La jeune savoyarde se souvient que cette pandémie et le "monde d'après" qui devait lui succéder lui avaient donné "l’espoir qu’on se réveille". "Le paquebot lent du capitalisme" qu’on croyait inarrêtable avait été momentanément contraint au sur-place en 2020, avec "des avions cloués au sol, des entreprises fermées... Désormais, quand vous nous dites que ce n’est pas possible, c’est faux", lance-t-elle aux dirigeants au sujet des mesures pour l'environnement. "C’est simplement que vous ne voulez pas le faire".

"Assurer un avenir et un présent aux citoyens, c'est la base de la politique"

Pour la jeune activiste, l’écologie devrait être au cœur de l’action de l’État. "C’est la base de la politique d’assurer un avenir et un présent aux citoyens." Elle trouve le sujet trop peu présent dans les débats de la campagne présidentielle, alors que les Français le classe dans les thèmes prioritaires d’après des sondages. "On a envie de savoir si on va continuer ou pas à construire les conditions de notre propre extinction."

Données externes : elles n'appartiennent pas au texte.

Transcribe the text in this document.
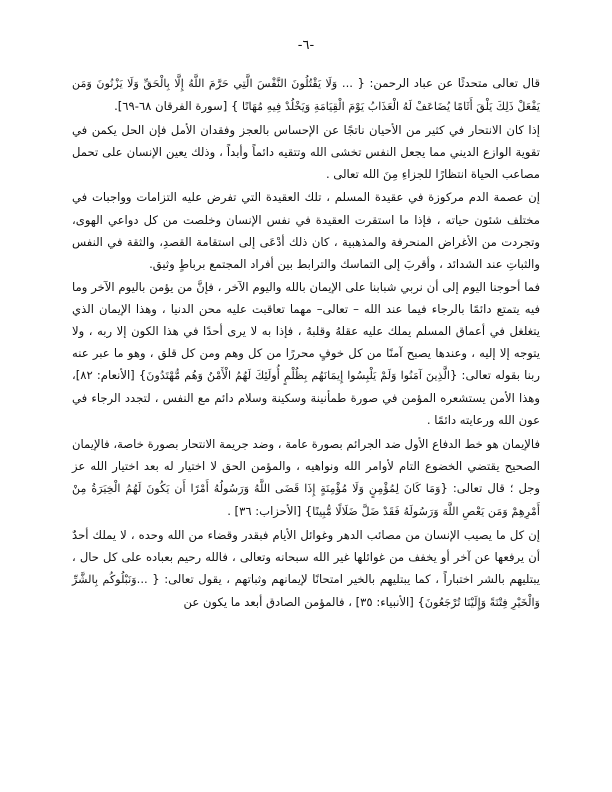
-٦-
قال تعالى متحدثًا عن عباد الرحمن: { ... وَلَا يَقْتُلُونَ النَّفْسَ الَّتِي حَرَّمَ اللَّهُ إِلَّا بِالْحَقِّ وَلَا يَزْنُونَ وَمَن يَفْعَلْ ذَلِكَ يَلْقَ أَثَامًا يُضَاعَفْ لَهُ الْعَذَابُ يَوْمَ الْقِيَامَةِ وَيَخْلُدْ فِيهِ مُهَانًا } [سورة الفرقان ٦٨-٦٩].
إذا كان الانتحار في كثير من الأحيان ناتجًا عن الإحساس بالعجز وفقدان الأمل فإن الحل يكمن في تقوية الوازع الديني مما يجعل النفس تخشى الله وتتقيه دائماً وأبداً ، وذلك يعين الإنسان على تحمل مصاعب الحياة انتظارًا للجزاءِ مِنَ الله تعالى .
إن عصمة الدم مركوزة في عقيدة المسلم ، تلك العقيدة التي تفرض عليه التزامات وواجبات في مختلف شئون حياته ، فإذا ما استقرت العقيدة في نفس الإنسان وخلصت من كل دواعي الهوى، وتجردت من الأغراض المنحرفة والمذهبية ، كان ذلك أدْعَى إلى استقامة القصدِ، والثقة في النفس والثباتِ عند الشدائد ، وأقربَ إلى التماسك والترابط بين أفراد المجتمع برباطٍ وثيق.
فما أحوجنا اليوم إلى أن نربي شبابنا على الإيمان بالله واليوم الآخر ، فإنَّ من يؤمن باليوم الآخر وما فيه يتمتع دائمًا بالرجاء فيما عند الله – تعالى– مهما تعاقبت عليه محن الدنيا ، وهذا الإيمان الذي يتغلغل في أعماق المسلم يملك عليه عقلهُ وقلبهُ ، فإذا به لا يرى أحدًا في هذا الكون إلا ربه ، ولا يتوجه إلا إليه ، وعندها يصبح آمنًا من كل خوفٍ محررًا من كل وهم ومن كل قلق ، وهو ما عبر عنه ربنا بقوله تعالى: {الَّذِينَ آمَنُوا وَلَمْ يَلْبِسُوا إِيمَانَهُم بِظُلْمٍ أُولَئِكَ لَهُمُ الْأَمْنُ وَهُم مُّهْتَدُونَ} [الأنعام: ٨٢]، وهذا الأمن يستشعره المؤمن في صورة طمأنينة وسكينة وسلام دائم مع النفس ، لتجدد الرجاء في عون الله ورعايته دائمًا .
فالإيمان هو خط الدفاع الأول ضد الجرائم بصورة عامة ، وضد جريمة الانتحار بصورة خاصة، فالإيمان الصحيح يقتضي الخضوع التام لأوامر الله ونواهيه ، والمؤمن الحق لا اختيار له بعد اختيار الله عز وجل ؛ قال تعالى: {وَمَا كَانَ لِمُؤْمِنٍ وَلَا مُؤْمِنَةٍ إِذَا قَضَى اللَّهُ وَرَسُولُهُ أَمْرًا أَن يَكُونَ لَهُمُ الْخِيَرَةُ مِنْ أَمْرِهِمْ وَمَن يَعْصِ اللَّهَ وَرَسُولَهُ فَقَدْ ضَلَّ ضَلَالًا مُّبِينًا} [الأحزاب: ٣٦] .
إن كل ما يصيب الإنسان من مصائب الدهر وغوائل الأيام فبقدر وقضاء من الله وحده ، لا يملك أحدٌ أن يرفعها عن آخر أو يخفف من غوائلها غير الله سبحانه وتعالى ، فالله رحيم بعباده على كل حال ، يبتليهم بالشر اختباراً ، كما يبتليهم بالخير امتحانًا لإيمانهم وثباتهم ، يقول تعالى: { ...وَنَبْلُوكُم بِالشَّرِّ وَالْخَيْرِ فِتْنَةً وَإِلَيْنَا تُرْجَعُونَ} [الأنبياء: ٣٥] ، فالمؤمن الصادق أبعد ما يكون عن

"Emmanuel Macron a échoué lamentablement sur tous les points"

À trois mois du premier tour de l’élection présidentielle, Camille Etienne juge sévèrement le bilan du président sortant. "Emmanuel Macron a échoué lamentablement sur tous les points", tranche-t-elle. "Avec la convention citoyenne pour le climat, il avait devant lui un boulevard de légitimité démocratique, ces 150 mesures trouvées par des citoyens. Or il a décidé de ne pas les faire, cette décision est pour moi impardonnable", justifie-t-elle.

Elle assure que "si on doit encore avoir cinq ans avec Emmanuel Macron à la tête de l’État français, je lui demanderai de tenir sa parole pour une fois, et de mettre en œuvre ces mesures".

"L’écologie ou la mort, c’est de ça qu’il s’agit"

L’urgence de la crise environnementale, Camille Etienne la résume en une formule : "l’écologie ou la mort". "C’est de ça qu’il s’agit. À Madagascar, on est face à la plus grande famine liée au dérèglement climatique. Des personnes n’ont pas accès à l’eau potable, à un air pur".

Elle poursuit : "même en France 50.000 personnes meurent chaque année à cause de la pollution de l’air. C’est maintenant, c’est aujourd’hui, et ça arrive".

"Être radicale, ça veut juste dire aller à la racine du problème"

Consciente d’incarner pour certains une frange radicale du mouvement écologiste, la jeune femme défend cette approche. "C’est un mot qui fait très peur, mais être radical ça veut juste dire aller à la racine du problème".

"C’est exactement ce qu’il faut qu’on fasse, sinon on va se retrouver en gestion de crise constante. Face à la pandémie mondiale, si on n’est pas capable de s’attaquer à la cause, l’artificialisation des sols, alors on va devoir uniquement soigner les conséquences, et on aura des pandémies à répétition, puis ensuite d’autres catastrophes naturelles", prédit-elle.

"La nature a une capacité assez phénoménale à se régénérer"

Face à ce constat alarmant, est-il trop tard pour agir, pour sauver notre planète ? "Ce n’est pas comme ça que la question doit être posée", estime la militante. "Il n’est jamais trop tard pour que ça soit pire, comme le dit Aurélien Barrau" [un astrophysicien engagé pour l'écologie]. Mais Camille Etienne est convaincue qu’il y a encore de l’espoir : "la nature a une capacité assez phénoménale à se régénérer, à être résiliente. Quand on arrête de mettre des pesticides, des fongicides sur un sol, très vite on voit que la vie revient."

Même note d’espérance pour les générations futures, alors que de nombreux jeunes confient douter de vouloir avoir des enfants dans ce contexte de crise climatique. Si elle comprend leur angoisse, Camille Etienne suggère d’envisager le problème différemment. "Plutôt que de me poser uniquement la question de quelle terre je vais laisser à mon enfant, j’aime aussi me demander quel enfant je vais laisser à ma terre", sourit-elle, insistant sur le rôle de l'éducation.